Presentata Curia 24th June 2010

Allocutio: Follow Christ and expect to suffer

Let us be clear. It is not going to be a case that if you follow Christ you may suffer; rather if you follow Christ you will suffer.

This became clear to Our Lady when she presented Christ in the Temple. Old Simeon who had become a friend to the Holy Spirit, took her Son in his arms and blessed God and said what seemed to be some complimentary remarks about Jesus before speaking of Jesus as a sign of contradiction and before he said to Mary, “A sword will pierce your own heart too?” And how it did? We could give many examples but all we need do is think of her at the foot of the Cross.

And what was she suffering? Her own Son who meant so much to her being put to an awful death. She knew his goodness so she felt the depth of the injustice even more. She who was faithful to Israel and its traditions suffered the rejection of her Son by the elders of Israel. And his friends had let him down too. What a sense of loneliness.

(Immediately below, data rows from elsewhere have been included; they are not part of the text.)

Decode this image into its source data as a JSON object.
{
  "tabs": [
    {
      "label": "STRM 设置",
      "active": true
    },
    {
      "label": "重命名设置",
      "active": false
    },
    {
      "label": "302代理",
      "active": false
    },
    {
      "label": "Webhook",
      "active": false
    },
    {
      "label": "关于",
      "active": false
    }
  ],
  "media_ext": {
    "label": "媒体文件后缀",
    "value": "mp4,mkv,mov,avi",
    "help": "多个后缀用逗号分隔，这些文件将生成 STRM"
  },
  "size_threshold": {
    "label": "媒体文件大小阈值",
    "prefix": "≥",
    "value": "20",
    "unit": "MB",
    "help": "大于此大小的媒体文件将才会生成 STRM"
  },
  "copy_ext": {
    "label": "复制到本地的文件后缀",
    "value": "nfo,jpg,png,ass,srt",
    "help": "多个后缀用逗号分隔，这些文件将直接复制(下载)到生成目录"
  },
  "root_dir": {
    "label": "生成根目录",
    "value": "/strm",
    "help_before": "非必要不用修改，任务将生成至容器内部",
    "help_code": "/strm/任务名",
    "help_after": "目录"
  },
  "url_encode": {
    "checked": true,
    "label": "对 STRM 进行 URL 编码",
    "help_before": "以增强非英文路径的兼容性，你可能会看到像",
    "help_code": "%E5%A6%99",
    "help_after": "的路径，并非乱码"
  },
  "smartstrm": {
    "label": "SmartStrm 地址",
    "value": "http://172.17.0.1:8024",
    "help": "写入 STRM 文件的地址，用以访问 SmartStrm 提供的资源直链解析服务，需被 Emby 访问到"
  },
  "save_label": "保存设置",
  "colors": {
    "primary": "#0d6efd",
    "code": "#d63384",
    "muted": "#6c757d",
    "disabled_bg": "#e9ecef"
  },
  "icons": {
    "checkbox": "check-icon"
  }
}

Why should it be any different for us who are not as close to Jesus as she is? As Our Lord himself said, “If the world hates me know that it will hate you too?” So let’s be clear. Follow Christ and you agree to suffer. You will suffer with him and for him and because of him.

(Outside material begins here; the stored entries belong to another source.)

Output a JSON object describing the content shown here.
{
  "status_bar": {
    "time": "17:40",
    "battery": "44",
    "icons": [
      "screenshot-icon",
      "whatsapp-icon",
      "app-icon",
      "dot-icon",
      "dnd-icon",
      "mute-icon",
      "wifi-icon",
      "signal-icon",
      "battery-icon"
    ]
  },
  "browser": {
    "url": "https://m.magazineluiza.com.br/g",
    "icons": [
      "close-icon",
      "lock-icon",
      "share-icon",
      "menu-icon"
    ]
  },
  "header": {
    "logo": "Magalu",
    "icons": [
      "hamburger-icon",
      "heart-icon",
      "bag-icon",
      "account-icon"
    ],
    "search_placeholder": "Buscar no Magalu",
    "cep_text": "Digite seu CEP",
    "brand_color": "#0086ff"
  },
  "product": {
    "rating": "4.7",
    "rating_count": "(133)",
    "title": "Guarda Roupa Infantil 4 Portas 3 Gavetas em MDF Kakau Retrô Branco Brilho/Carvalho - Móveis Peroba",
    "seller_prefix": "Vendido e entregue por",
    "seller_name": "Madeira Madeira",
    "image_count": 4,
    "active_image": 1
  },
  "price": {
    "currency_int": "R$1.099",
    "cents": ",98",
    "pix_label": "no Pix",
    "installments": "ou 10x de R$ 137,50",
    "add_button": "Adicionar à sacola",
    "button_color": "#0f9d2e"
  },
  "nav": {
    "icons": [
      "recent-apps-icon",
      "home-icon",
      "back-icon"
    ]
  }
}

St. Ignatius, in his Spiritual Exercises, writes about Christ the Eternal King saying, “My will is to conquer the world and every enemy. Therefore all those who want to come to me will have to labour with me, so that by following me in my suffering, they may also follow me into glory”.

That suffering can come in many forms. If someone knows you have faith and that you pray and that you belong to Our Lord’s Church you have every possibility that you will be taunted or jeered just as you have that someone might respect your faith. I have met so many people who are belittled because of their faith. It is not easy. But never forget others are helped by your faith as may those who first taunted you.

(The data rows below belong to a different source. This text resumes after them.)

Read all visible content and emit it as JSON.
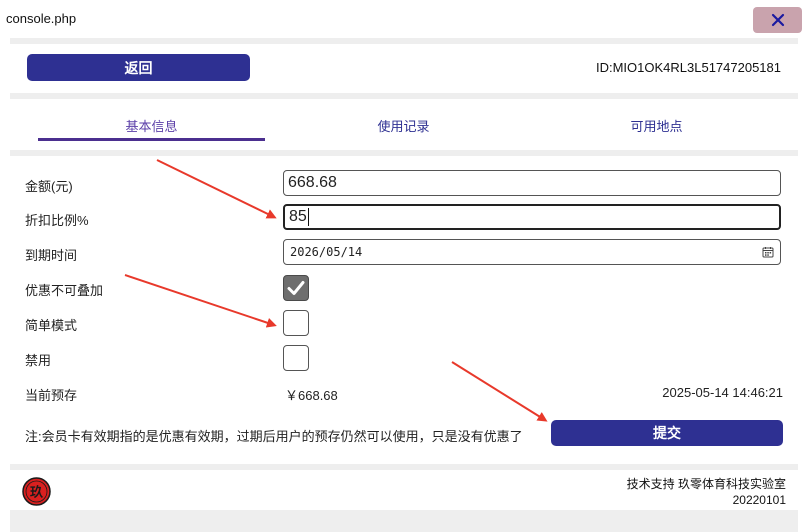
{
  "window": {
    "title": "console.php",
    "close_icon": "close-x-icon"
  },
  "header": {
    "back_label": "返回",
    "card_id": "ID:MIO1OK4RL3L51747205181"
  },
  "tabs": [
    {
      "label": "基本信息",
      "active": true
    },
    {
      "label": "使用记录",
      "active": false
    },
    {
      "label": "可用地点",
      "active": false
    }
  ],
  "form": {
    "amount": {
      "label": "金额(元)",
      "value": "668.68"
    },
    "discount": {
      "label": "折扣比例%",
      "value": "85"
    },
    "expiry": {
      "label": "到期时间",
      "value": "2026/05/14",
      "icon": "calendar-icon"
    },
    "no_stacking": {
      "label": "优惠不可叠加",
      "checked": true
    },
    "simple_mode": {
      "label": "简单模式",
      "checked": false
    },
    "disabled": {
      "label": "禁用",
      "checked": false
    }
  },
  "balance": {
    "label": "当前预存",
    "value": "￥668.68",
    "timestamp": "2025-05-14 14:46:21"
  },
  "note": "注:会员卡有效期指的是优惠有效期，过期后用户的预存仍然可以使用，只是没有优惠了",
  "submit_label": "提交",
  "footer": {
    "support": "技术支持 玖零体育科技实验室",
    "version": "20220101",
    "logo_char": "玖"
  },
  "colors": {
    "primary": "#2e3092",
    "tab_underline": "#4b2f8f",
    "close_bg": "#c9a3ad",
    "arrow": "#e8392b",
    "logo_red": "#d9201f"
  }
}
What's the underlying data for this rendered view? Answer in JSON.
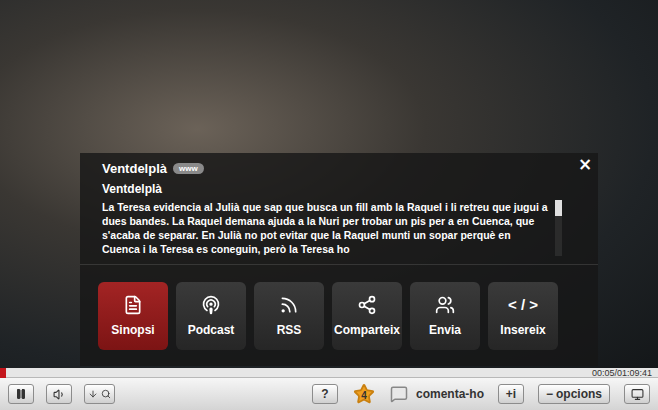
{
  "panel": {
    "title": "Ventdelplà",
    "badge": "www",
    "subtitle": "Ventdelplà",
    "synopsis": "La Teresa evidencia al Julià que sap que busca un fill amb la Raquel i li retreu que jugui a dues bandes. La Raquel demana ajuda a la Nuri per trobar un pis per a en Cuenca, que s'acaba de separar. En Julià no pot evitar que la Raquel munti un sopar perquè en Cuenca i la Teresa es coneguin, però la Teresa ho",
    "close": "×"
  },
  "actions": [
    {
      "label": "Sinopsi",
      "selected": true,
      "glyph": ""
    },
    {
      "label": "Podcast",
      "selected": false,
      "glyph": ""
    },
    {
      "label": "RSS",
      "selected": false,
      "glyph": ""
    },
    {
      "label": "Comparteix",
      "selected": false,
      "glyph": ""
    },
    {
      "label": "Envia",
      "selected": false,
      "glyph": ""
    },
    {
      "label": "Insereix",
      "selected": false,
      "glyph": "< / >"
    }
  ],
  "progress": {
    "level": 0.01,
    "time": "00:05/01:09:41"
  },
  "controls": {
    "help": "?",
    "rating": "4",
    "comment": "comenta-ho",
    "info": "+i",
    "options_sign": "−",
    "options": "opcions"
  }
}
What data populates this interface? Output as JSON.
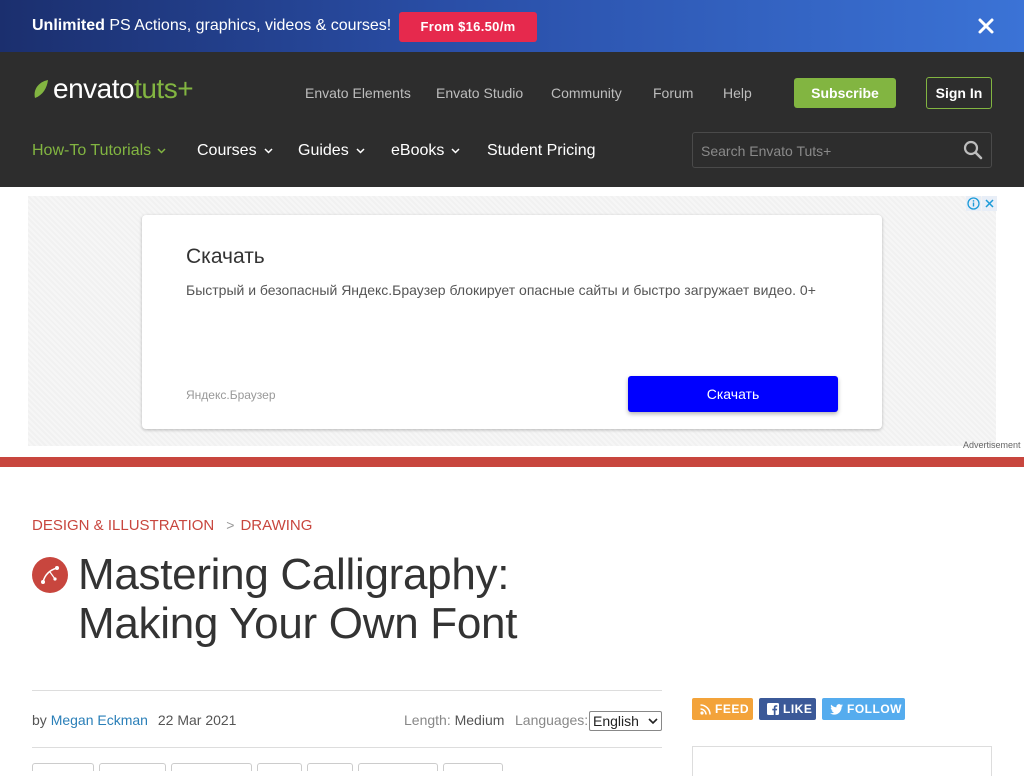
{
  "promo": {
    "text_strong": "Unlimited",
    "text_rest": " PS Actions, graphics, videos & courses!",
    "cta": "From $16.50/m"
  },
  "header": {
    "logo_a": "envato",
    "logo_b": "tuts+",
    "top_nav": [
      "Envato Elements",
      "Envato Studio",
      "Community",
      "Forum",
      "Help"
    ],
    "subscribe": "Subscribe",
    "signin": "Sign In",
    "main_nav": [
      "How-To Tutorials",
      "Courses",
      "Guides",
      "eBooks",
      "Student Pricing"
    ],
    "search_placeholder": "Search Envato Tuts+"
  },
  "ad": {
    "title": "Скачать",
    "description": "Быстрый и безопасный Яндекс.Браузер блокирует опасные сайты и быстро загружает видео. 0+",
    "brand": "Яндекс.Браузер",
    "cta": "Скачать",
    "label": "Advertisement"
  },
  "article": {
    "breadcrumb": [
      "DESIGN & ILLUSTRATION",
      "DRAWING"
    ],
    "breadcrumb_sep": ">",
    "title": "Mastering Calligraphy: Making Your Own Font",
    "by": "by",
    "author": "Megan Eckman",
    "date": "22 Mar 2021",
    "length_label": "Length:",
    "length_value": "Medium",
    "languages_label": "Languages:",
    "language_selected": "English"
  },
  "social": {
    "feed": "FEED",
    "like": "LIKE",
    "follow": "FOLLOW"
  },
  "colors": {
    "accent_green": "#82b541",
    "accent_red": "#c8463e",
    "feed": "#f3a33a",
    "like": "#3b5998",
    "follow": "#55acee",
    "ad_cta": "#0000ff"
  }
}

Sometimes the opposition comes from people who are just ignorant. Their ideas of God, of faith or of the Church are inaccurate. So you have to struggle to explain and then depending on their sincerity or not they might now have cause to think. But part of your suffering is that sometimes you don’t have ready answers. But you know there are answers because the Church has been around a long time and you can bet this has come up before.

Sometimes you can come across less sincere people who are cynical or out for a laugh and they are really mocking you and your faith. They are probably too immature to look at the issues with adult eyes. Best not get involved with them as it will be a waste of time and energy. Life will cause them to look deeper someday. You just pray for them.

Then you can meet those who have become prejudiced or very bitterly anti-faith or anti-Church because of their bad experiences. Arguments will not win with them. What will touch them is friendship and kindness over a long period of time such that they are caused to wonder. It may not change their outlook totally but may cause them to realise that life isn’t all black and white and they may become more open to a better side of religion than their earlier experiences led them to.

Then you have what is often the real reason why people have problems with religion. The moral challenges of Christianity and its values? This is not just to do with sex or marriage. Christianity challenges us to respect each person no matter what. Some people would rubbish others with no qualm of conscience. Others adopt attitudes like: dishonesty is right once you get away with it; finders keepers, losers weepers; whatever gives the most pleasure, whatever gives me happiness at any cost. The person who stands for strict honesty or sacrifice for others grates on such people.

Then you have that most subtle of temptations that even penetrates the Church. I put it this way: If it isn’t perfect, if it has flaws, it must be dismissed. A well-known trait of many a person with an addiction is that they can also be perfectionists. They hate things not being just right. And I think that to drink or otherwise use hallucagenics can be to escape the world of reality. This is a flawed world and the humans in it lead the way. Our Lord was very in touch with reality when he said that we were to forgive our brother seventy seven times each day. But we have to live with some who would pick on your flaws. To listen to people who are critical of the flaws of Christians is one of the biggest challenges for us to cope with. What we have to say is (as in fact we do at the beginning of every Mass) “But so am I a sinner.” You don’t solve the problem of sin by running away from the Church but by getting more involved in its programmes for counteracting sin: prayer, sacraments, penances, etc.

In fact let us put out there the average Christian standing in the midst of us all. What will you see? A sinner, a flawed person, but someone who is working on themselves so that the image and life of Christ grows more and more in them despite their shortcomings. Authentic Christians do not believe but are highly suspicious of the “holier than thou” mentality.

These are just some of the realities. But let me come to one last that is very real. In actual fact the biggest cause of suffering for any one who tries to follow Christ will be themselves and that nature we carry which has been wounded by sin. If there is anything that can cause us discouragement it is our own inner selfishness and pride grating against the Word of God we hear from Jesus. The battle with self is going to be the worst. The challenge to persevere in prayer, in being faithful, of not giving in to discouragement, of doing the little acts of charity and making sacrifices and of keep going despite our constant sins and failures will be the biggest battle of all.

But thankfully we have a kind and patient and encouraging God who forgives us time and time again and encourages us to take up his daily cross and to persevere. Let us thank him for his fidelity to us and for his constancy when we let him down and betray him.